July 26th, 2024
This protocol describes a modified procedure for rapidly isolating clean stage I oocytes in zebrafish devoid of granulosa cells, thereby providing a convenient method for oocyte-specific research.
This research is focused on establishing a process for rapidly and efficiently isolating pure stage I oocytes in zebrafish while eliminating granulosa cell contamination. The primary aim is to develop a method that facilities more precise analysis in oocyte-specific research areas, particularly in genome and epigenetic research. The oocytes of zebrafish are enveloped by a monolayer of granulosa cells.
It's difficult to sharply separate granulosa cells from oocytes due to the significant disparity in both number and volume, making it challenging to obtain pure oocyte samples for specific analysis, especially in genome-related studies. This method has several advantage over mechanical methods and the previous detection approaches. First, the improved detection buffer is gentler, helping to isolate oocytes and the granulosa cells while minimizing damage to those cells.
Plus, it allows us to get plenty of clean stage I oocytes. We hope this research helps scientists get a better look at the detail and growth of the fish oocytes, including things like epigenetics and genome structure. This method works just as well for pond loaches, and we think it could be applied to study a lot of different kind of fish.

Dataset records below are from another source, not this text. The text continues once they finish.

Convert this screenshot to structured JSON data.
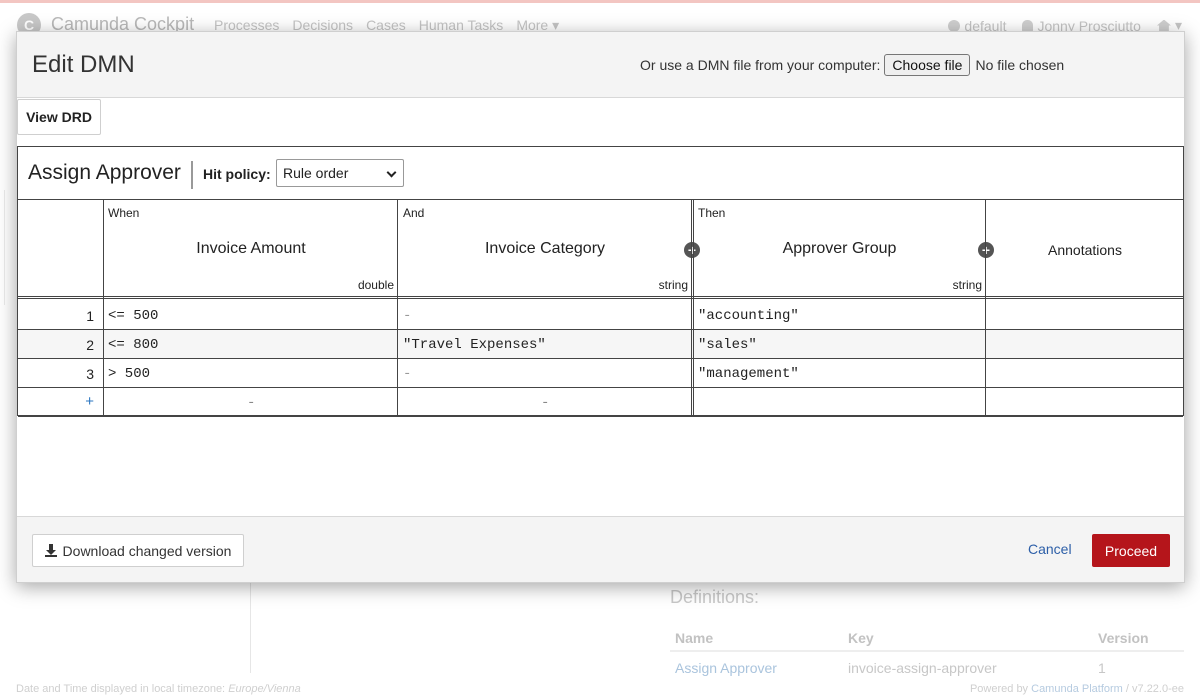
{
  "background": {
    "brand": "Camunda Cockpit",
    "brand_logo": "C",
    "nav": [
      "Processes",
      "Decisions",
      "Cases",
      "Human Tasks",
      "More"
    ],
    "engine": "default",
    "user": "Jonny Prosciutto",
    "definitions_title": "Definitions:",
    "table_headers": [
      "Name",
      "Key",
      "Version"
    ],
    "table_row": [
      "Assign Approver",
      "invoice-assign-approver",
      "1"
    ],
    "footer_left_prefix": "Date and Time displayed in local timezone:",
    "footer_left_tz": "Europe/Vienna",
    "footer_right_prefix": "Powered by",
    "footer_right_link": "Camunda Platform",
    "footer_right_version": "/ v7.22.0-ee"
  },
  "modal": {
    "title": "Edit DMN",
    "upload_label": "Or use a DMN file from your computer:",
    "choose_file": "Choose file",
    "no_file": "No file chosen",
    "view_drd": "View DRD",
    "decision_name": "Assign Approver",
    "hit_policy_label": "Hit policy:",
    "hit_policy_value": "Rule order",
    "clauses": {
      "when": "When",
      "and": "And",
      "then": "Then"
    },
    "columns": {
      "input1": {
        "label": "Invoice Amount",
        "type": "double"
      },
      "input2": {
        "label": "Invoice Category",
        "type": "string"
      },
      "output1": {
        "label": "Approver Group",
        "type": "string"
      },
      "annotations": "Annotations"
    },
    "rules": [
      {
        "index": "1",
        "in1": "<= 500",
        "in2": "-",
        "out": "\"accounting\""
      },
      {
        "index": "2",
        "in1": "<= 800",
        "in2": "\"Travel Expenses\"",
        "out": "\"sales\""
      },
      {
        "index": "3",
        "in1": "> 500",
        "in2": "-",
        "out": "\"management\""
      }
    ],
    "add_rule": "+",
    "empty_dash": "-",
    "download": "Download changed version",
    "cancel": "Cancel",
    "proceed": "Proceed"
  },
  "colors": {
    "primary": "#b5151b",
    "link": "#2d5fa8"
  }
}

To begin, place a euthanized female zebrafish on a table. Dab the excess water on the fish's surface with absorbent paper. With a pair of micro scissors, cut off the head of the fish along the posterior margin of the gill cover, then cut off the tail with the cloaca.
Transfer the middle trunk to a 35 millimeter-wide dish with two milliliters of L-15 medium. Now, cut the central axis of the abdomen and remove the viscera and swim bladder. Use a pair of tweezers to detach the bilateral ovaries from the abdomen.
Remove the adipose tissue, scales, and other body tissues attached to the ovary. To begin, transfer the excised ovaries of a zebrafish to a six-well plate containing two milliliters of cell dissociation solution. Incubate the ovaries at 28.5 degrees Celsius for two to three hours.
Add two to three milliliters of pre-warmed L-15 medium to the buffer to stop digestion. Next, place a 70 micrometer cell strainer into another well of the six-well plate. Add L-15 medium to the well, ensuring the medium level is higher than the strainer.
Now, use a pipette to draw the digestive medium through the cell strainer. Remove the excess medium with a pipette. Add four milliliters of fresh L-15 medium into the well and gently resuspend the oocytes.
After a couple of minutes, pipette out the supernatant. To select the oocytes for quality control, transfer them into a 35 millimeter-wide dish containing fresh L-15 medium. Observe the oocytes under a light microscope using a magnification of 10X or more.
Use a blunt injection tool to remove any cell fragments, stage I oocytes, or any other stage oocytes. For confirmation of the stage of growth, add Hoecsht 33342 to the L-15 medium containing the oocytes and incubate. Observe the oocytes with a fluorescence microscope under UV laser excitation.
Carefully pick out the oocytes that do not meet the desired criteria with a needle. The juvenile ovary showed an abundance of transparent stage one oocytes, accompanied by a smaller population of stage two oocytes. Adult fish ovaries showed a predominance of opaque late stage two to three oocytes.
The reference method resulted in numerous stained granulosa cell nuclei on the surface of the oocytes, densely enveloping the oocytes. In contrast, the modified method allowed for the separation of stage one oocytes, devoid of granulosa cell nuclei staining.
This protocol describes a modified procedure for rapidly isolating clean stage I oocytes in zebrafish devoid of granulosa cells, thereby providing a convenient method for oocyte-specific research. The method aims to facilitate more precise analysis in genome and epigenetic research.
Obtaining pure stage I zebrafish oocytes devoid of granulosa cells addresses a critical bottleneck in developmental and genomic research pipelines. This capability enhances the precision of molecular and epigenetic analyses, supporting higher predictive confidence in early discovery and target validation workflows. The method's reproducibility and scalability position it as a reusable asset for biopharma teams focused on mechanistic de-risking and translational continuity.
This isolation protocol fits at the interface of early discovery and assay development, enabling precise hypothesis testing and supporting downstream molecular analytics.